Exodontia.Info
Submandibular Gland Removal
This leaflet has been designed to improve your understanding of your forthcoming treatment and contains answers
to many of the common questions.  If you have any other questions that the leaflet does not answer or would like
further explanation please ask a member of the medical or nursing staff.
What is the Submandibular Gland?

The submandibular gland is a salivary gland about the size of a plum that lies immediately below the lower jaw.  
Saliva drains from it through a tube that opens on the inside of the mouth under the tongue immediately behind the
lower front teeth.

The most common reason for removing a s
ubmandibular gland is as a result of infection that occurs if the tubes that
drain saliva become blocked.  Blockages usually arise as a result of stones.  The saliva secreted by the
submandibular gland is a bit thicker than that produced by other salivary glands.  Due to its thickness, this saliva
can sometimes form little
stones in the salivary glands and their ducts similar to those that form in the kidneys.  Other
indications for surgery include benign “lumps”, such as
pleomorphic adenomas.

What does the operation involve?

The submandibular gland is removed under a general anæsthesia.  A cut around two inches long is made in the
upper part of the neck just below the lower jaw.  The gland is dissected away from the surrounding muscles, vessels
and nerves.  Once the gland has been removed the incision is held together again with stitches.  These usually need
to be removed around a week after surgery.  At the end of the operation a small tube is also placed through the skin
into the underlying wound to drain any blood which may collect.  This is usually removed on the morning following
surgery.

If your gland is being removed because of infection that is caused by a stone it may also be necessary to make a cut
inside the mouth to remove that stone.

How long will the operation take?

The length of time partly depends upon the degree of difficulty, the size of the gland, (the nature of the “lump”) and
how scarred down to surrounding tissues the gland is.  In an uncomplicated procedure, it can take approximately 45
minutes to remove the
submandibular gland.

What can I expect after the operation?

You usually need a night in hospital following the surgery.  It is unlikely to be very sore but regular painkillers will be
arranged for you.  There is relatively little swelling following
submandibular gland removal.

The removal of one
submandibular gland will not have an impact on the amount of saliva that you produce.  There
are many other salivary glands left in and around the mouth that will still keep it moist.

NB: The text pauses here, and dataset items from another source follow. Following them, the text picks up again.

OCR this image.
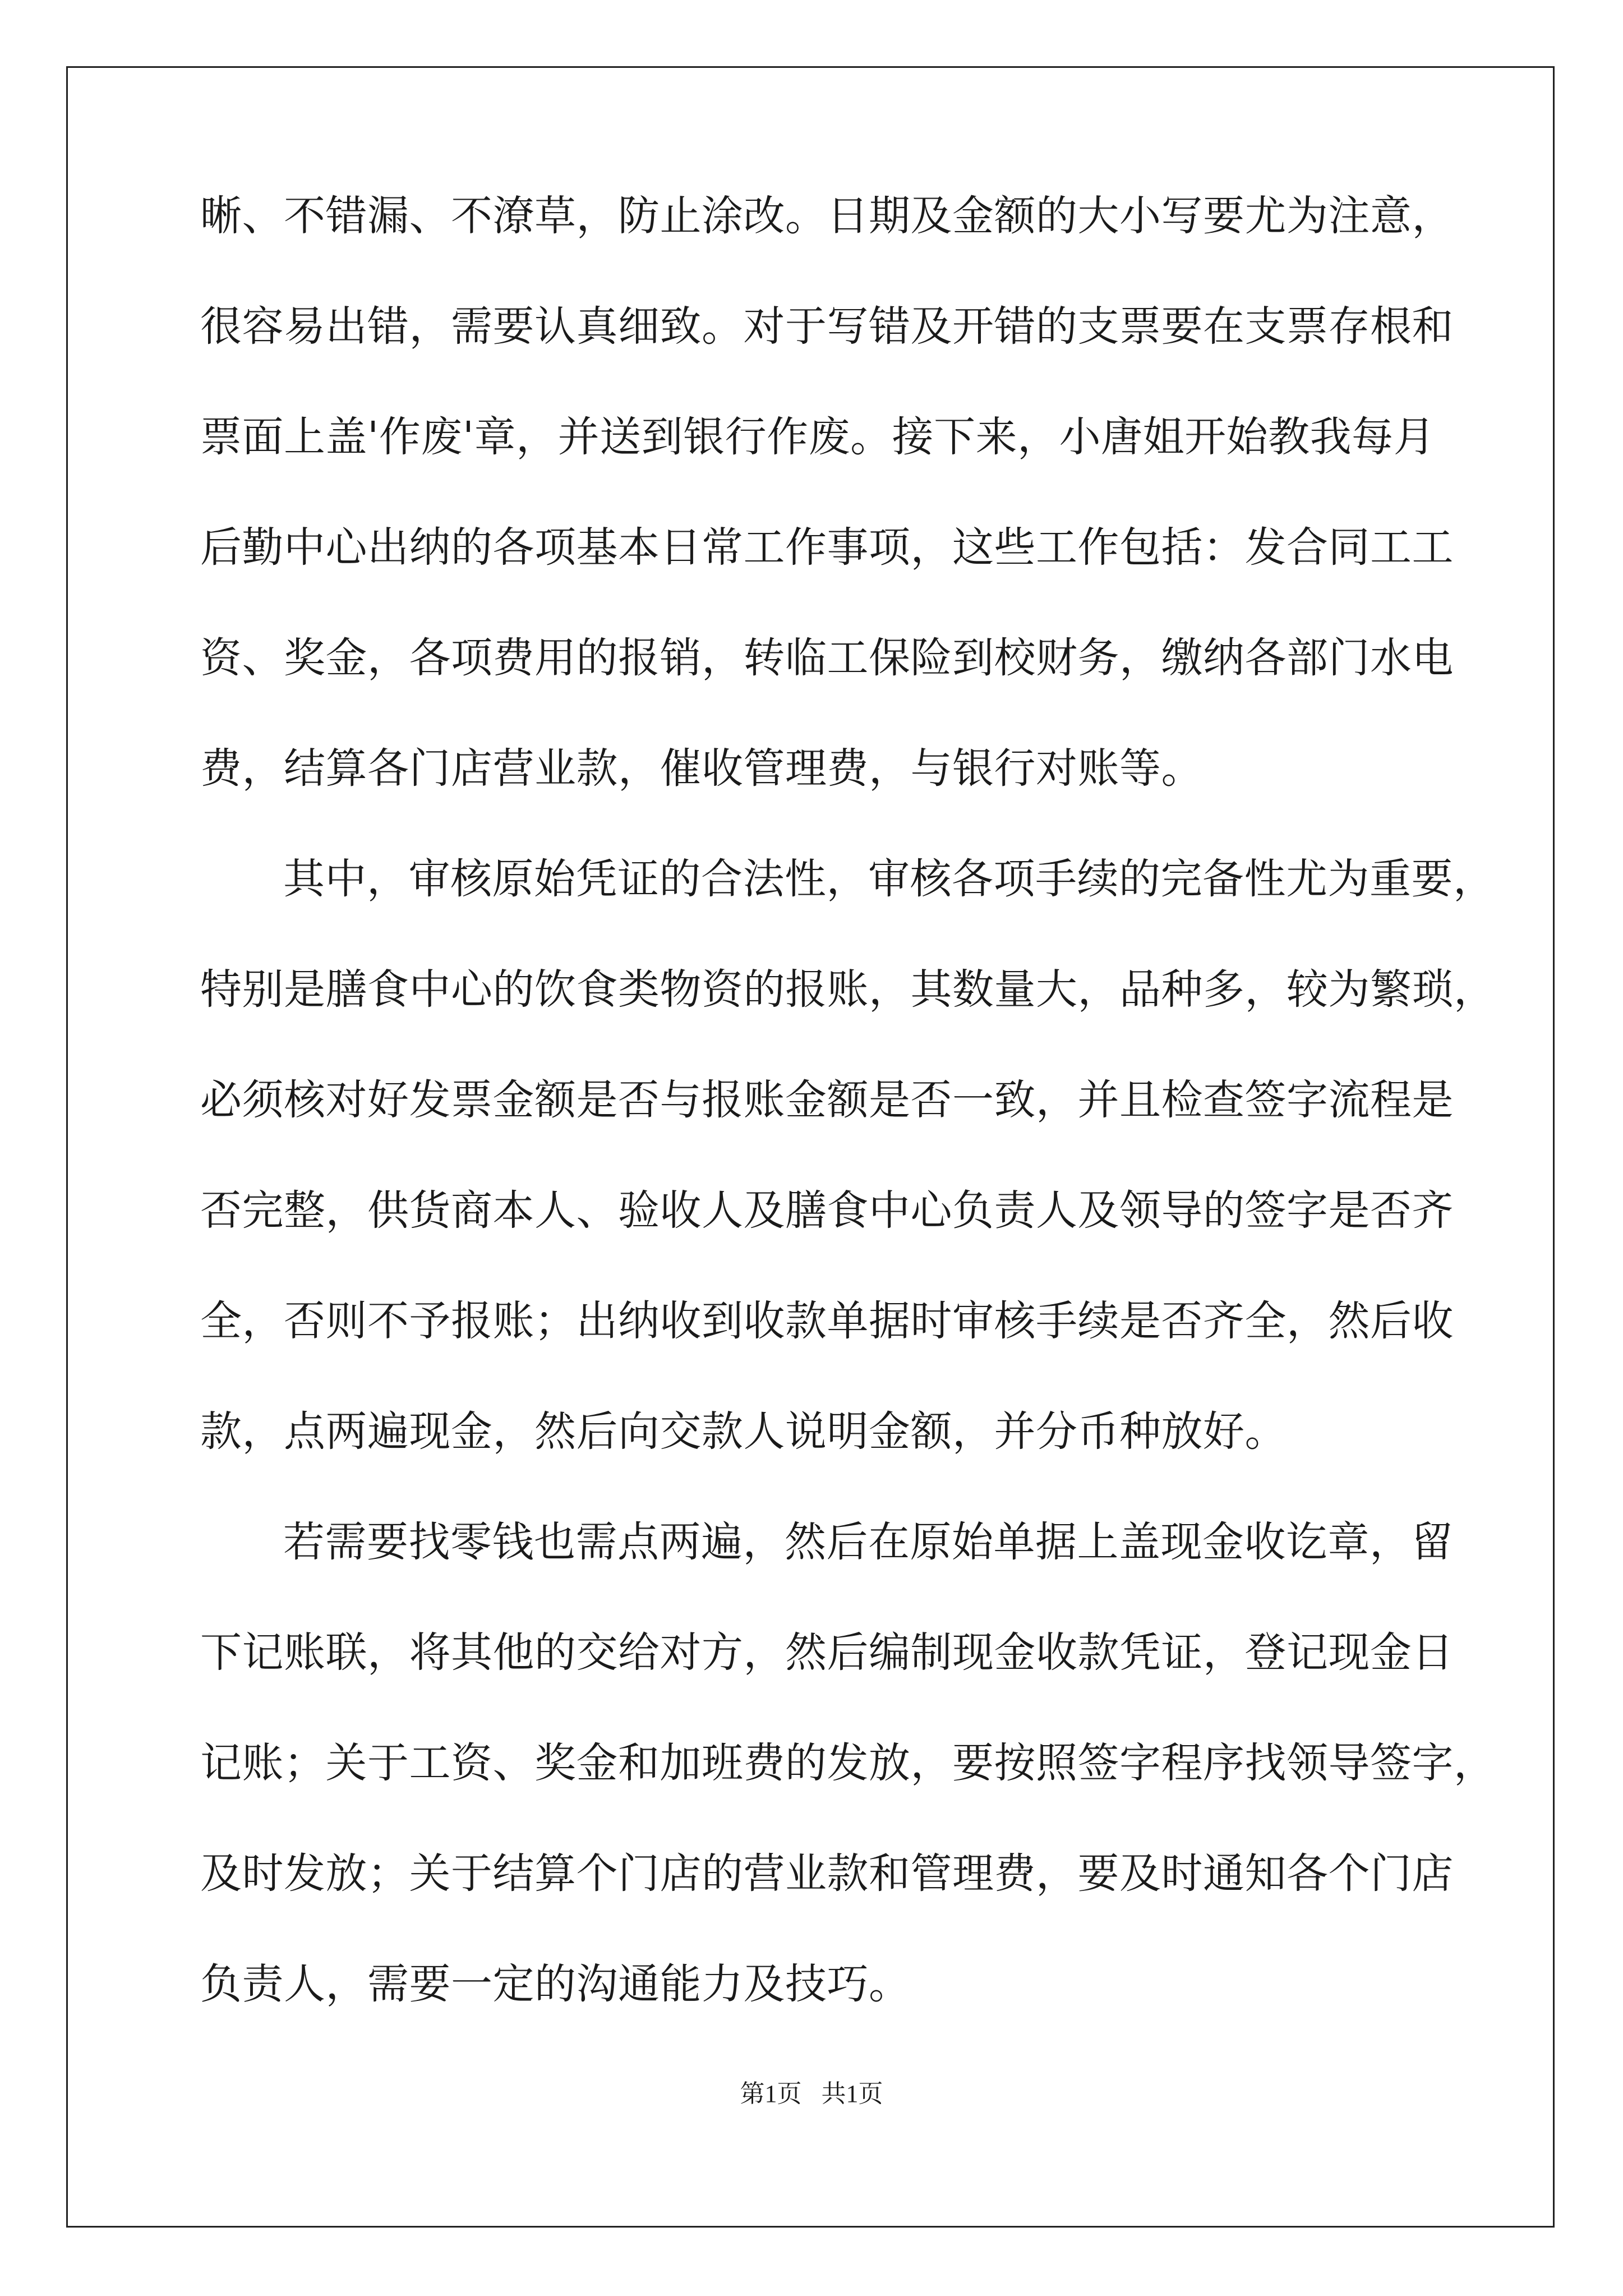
晰、不错漏、不潦草，防止涂改。日期及金额的大小写要尤为注意，
很容易出错，需要认真细致。对于写错及开错的支票要在支票存根和
票面上盖'作废'章，并送到银行作废。接下来，小唐姐开始教我每月
后勤中心出纳的各项基本日常工作事项，这些工作包括：发合同工工
资、奖金，各项费用的报销，转临工保险到校财务，缴纳各部门水电
费，结算各门店营业款，催收管理费，与银行对账等。
其中，审核原始凭证的合法性，审核各项手续的完备性尤为重要，
特别是膳食中心的饮食类物资的报账，其数量大，品种多，较为繁琐，
必须核对好发票金额是否与报账金额是否一致，并且检查签字流程是
否完整，供货商本人、验收人及膳食中心负责人及领导的签字是否齐
全，否则不予报账；出纳收到收款单据时审核手续是否齐全，然后收
款，点两遍现金，然后向交款人说明金额，并分币种放好。
若需要找零钱也需点两遍，然后在原始单据上盖现金收讫章，留
下记账联，将其他的交给对方，然后编制现金收款凭证，登记现金日
记账；关于工资、奖金和加班费的发放，要按照签字程序找领导签字，
及时发放；关于结算个门店的营业款和管理费，要及时通知各个门店
负责人，需要一定的沟通能力及技巧。
第1页 共1页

Do I need any time off work?

It is usually advisable to take 1 week off from work to recover from the surgery.  During this time you should avoid
strenuous activity.

Is there anything that I need to do when I get home?

It is important to keep the wound dry for the first week following surgery.  This obviously means you need to take
care when washing or shaving.

Will I have a scar?

All cuts made through the skin leave a scar but the majority of these fade with time and are difficult to see when they
are fully healed.  It may take several months for your scar to fade but eventually it should blend into the natural folds
and contours of your face.

What are the possible problems?

The medico-legal landscape of consent has been shaped by a number of cases, such as Chester v Afshar [2004],
Montgomery v Lanarkshire Health Board [2015], Duce v Worcestershire Acute Hospitals NHS Trust [2018] amongst
others, so that it is more patient-centred.

Many of the legal claims in surgical (& medical) cases occur as a result of “failure to warn”, i.e. lack of adequately
documented and appropriate consent.

A pre-requisite for obtaining consent for a surgical (medical / dental) procedure from a patient, is a full exchange
of information regarding any risks, drawbacks and limitations of the proposed treatment and any alternatives to it
(even non-treatment).

The clinicians should provide the patient with as much information as is appropriate and relevant, that it should be
in terms the patient understands & the risks should be personalised for that individual patient.  Also, there should
be enough time for the patient to understand the information given and get a second opinion if needs be.

The following list of warnings regarding
submandibular gland excision is neither exhaustive nor is it predictive.  
The most pertinent warnings have been included here.

Infections.  Infection is uncommon but can happen if the submandibular gland was badly infected.  Wound infection
will require antibiotic treatment.  Pus collected under the skin may need to be drained.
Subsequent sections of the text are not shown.